Conference regular season champions
- CHA: 2002

= Wayne State Warriors men's ice hockey =

The Wayne State Warriors men's ice hockey team competed in NCAA's Division I in the College Hockey America (CHA) conference representing Wayne State University. The university dropped their men's program at the end of the 2007–08 season.

==Program History==
Wayne State University began its men's ice hockey program in 1999, one of several programs to begin at or promote their programs to Division I ice hockey in the late 1990s. Before their first season the Warriors signed Bill Wilkinson as their first coach, hoping that his 20-year track record at Western Michigan would help bring in recruits and build the program quickly.

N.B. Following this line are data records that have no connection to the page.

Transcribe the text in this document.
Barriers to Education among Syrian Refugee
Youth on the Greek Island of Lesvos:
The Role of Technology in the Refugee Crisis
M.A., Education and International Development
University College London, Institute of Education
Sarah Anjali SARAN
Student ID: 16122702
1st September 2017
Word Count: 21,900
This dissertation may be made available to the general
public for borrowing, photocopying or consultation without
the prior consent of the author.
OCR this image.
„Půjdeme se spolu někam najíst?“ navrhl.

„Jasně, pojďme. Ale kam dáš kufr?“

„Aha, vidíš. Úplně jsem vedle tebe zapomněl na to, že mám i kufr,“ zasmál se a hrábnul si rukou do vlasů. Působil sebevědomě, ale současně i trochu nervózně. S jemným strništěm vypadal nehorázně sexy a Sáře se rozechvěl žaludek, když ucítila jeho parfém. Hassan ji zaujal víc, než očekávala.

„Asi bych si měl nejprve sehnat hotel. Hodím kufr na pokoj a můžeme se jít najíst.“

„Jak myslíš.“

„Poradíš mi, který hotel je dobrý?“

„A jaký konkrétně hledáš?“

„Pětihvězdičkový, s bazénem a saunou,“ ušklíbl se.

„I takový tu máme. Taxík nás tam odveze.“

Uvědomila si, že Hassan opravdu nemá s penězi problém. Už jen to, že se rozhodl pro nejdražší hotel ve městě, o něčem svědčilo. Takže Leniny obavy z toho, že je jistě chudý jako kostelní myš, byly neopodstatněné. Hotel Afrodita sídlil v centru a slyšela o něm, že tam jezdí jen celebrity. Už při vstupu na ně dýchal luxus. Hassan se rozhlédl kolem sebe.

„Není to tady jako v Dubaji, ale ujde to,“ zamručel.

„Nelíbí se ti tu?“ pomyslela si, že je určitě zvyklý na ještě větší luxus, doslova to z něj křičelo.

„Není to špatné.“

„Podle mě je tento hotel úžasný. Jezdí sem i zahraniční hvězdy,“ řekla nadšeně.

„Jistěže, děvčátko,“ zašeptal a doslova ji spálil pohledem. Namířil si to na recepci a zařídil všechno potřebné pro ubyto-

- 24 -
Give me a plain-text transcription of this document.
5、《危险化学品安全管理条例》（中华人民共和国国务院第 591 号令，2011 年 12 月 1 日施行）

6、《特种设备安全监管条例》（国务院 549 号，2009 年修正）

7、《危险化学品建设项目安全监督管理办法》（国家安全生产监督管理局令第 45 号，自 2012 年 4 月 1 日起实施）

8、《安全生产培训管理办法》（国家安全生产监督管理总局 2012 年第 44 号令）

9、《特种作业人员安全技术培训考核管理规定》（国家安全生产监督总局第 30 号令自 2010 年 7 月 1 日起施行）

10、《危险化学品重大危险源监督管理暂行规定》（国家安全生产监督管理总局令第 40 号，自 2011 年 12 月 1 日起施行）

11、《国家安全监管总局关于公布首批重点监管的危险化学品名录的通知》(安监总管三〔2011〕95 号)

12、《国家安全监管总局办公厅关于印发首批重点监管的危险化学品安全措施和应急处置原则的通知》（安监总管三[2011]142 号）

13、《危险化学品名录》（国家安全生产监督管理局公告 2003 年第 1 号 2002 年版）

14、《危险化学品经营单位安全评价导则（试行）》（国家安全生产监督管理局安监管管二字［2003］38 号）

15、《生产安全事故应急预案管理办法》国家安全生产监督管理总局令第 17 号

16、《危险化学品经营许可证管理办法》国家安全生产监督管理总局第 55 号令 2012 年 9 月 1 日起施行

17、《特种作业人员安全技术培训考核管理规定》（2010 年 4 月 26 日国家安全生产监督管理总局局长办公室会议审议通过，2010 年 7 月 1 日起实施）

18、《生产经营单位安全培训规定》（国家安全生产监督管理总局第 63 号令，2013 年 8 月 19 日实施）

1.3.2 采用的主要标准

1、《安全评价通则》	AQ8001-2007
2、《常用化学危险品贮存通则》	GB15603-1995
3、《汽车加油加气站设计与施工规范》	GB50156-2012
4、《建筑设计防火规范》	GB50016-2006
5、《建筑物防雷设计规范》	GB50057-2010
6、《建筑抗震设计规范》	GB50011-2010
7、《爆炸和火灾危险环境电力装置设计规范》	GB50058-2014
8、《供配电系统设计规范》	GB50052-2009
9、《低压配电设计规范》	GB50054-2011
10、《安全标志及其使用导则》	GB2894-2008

After a year as an Independent, Wayne State was invited to join College Hockey America, a conference made entirely of newly D-I programs. The Warriors were able to perform very well in the first few years, winning a conference championship, three consecutive conference tournaments and earning a bid to the 2003 NCAA Tournament (the first CHA automatic bid).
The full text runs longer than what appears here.